Abstract:In this study, we investigate the suitability of dissipative particle dynamics (DPD) simulations to predict the dynamics of polymer chains in dilute polymer solutions, where the chain is represented by a set of beads connected by almost inextensible springs. In terms of behaviour, these springs closely mimic rods that serve as representations of Kuhn steps. We find that the predictions depend on the value of the repulsive parameter for bead-bead pairwise interactions used in the DPD simulations ($a_{ij}$). For all systems, the chain sizes and the relaxation time spectrum are analyzed. For $a_{ij} = 0$, theta solvent behaviour is obtained for the chain size, whereas the dynamics at equilibrium agrees well with the predictions of the Zimm model. For higher values of $a_{ij}$, the static properties of the chain show good solvent behaviour.
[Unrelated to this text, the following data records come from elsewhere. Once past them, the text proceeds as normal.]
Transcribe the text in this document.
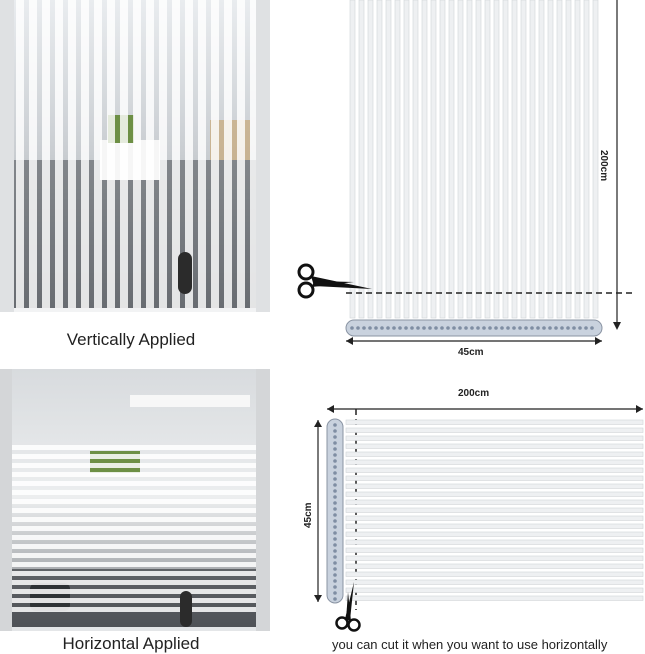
Vertically Applied
200cm
45cm
200cm
45cm
Horizontal Applied	you can cut it when you want to use horizontally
However, the scaling laws for the chain dynamics at equilibrium show wide variations, with consistent results obtained only at an intermediate value of $a_{ij} = 25$. At higher values of the repulsive parameter ($a_{ij} \geq 25$), our simulations are also able to predict the abrupt cut-off in the relaxation spectrum, which has been observed earlier in experiments of dilute solutions. The cut-off reached an extent that, for chain lengths of 10 Kuhn steps, the spectrum consists of a single time scale. This agrees remarkably well with earlier experiments and MD simulations. To verify further, we also studied the chain dynamics in shear flow using DPD simulations. Specifically, we analysed the variation of the chain stretch and end-over-end tumbling with shear rates. Overall, the trends obtained from DPD simulations agree well with those observed in earlier BD simulations.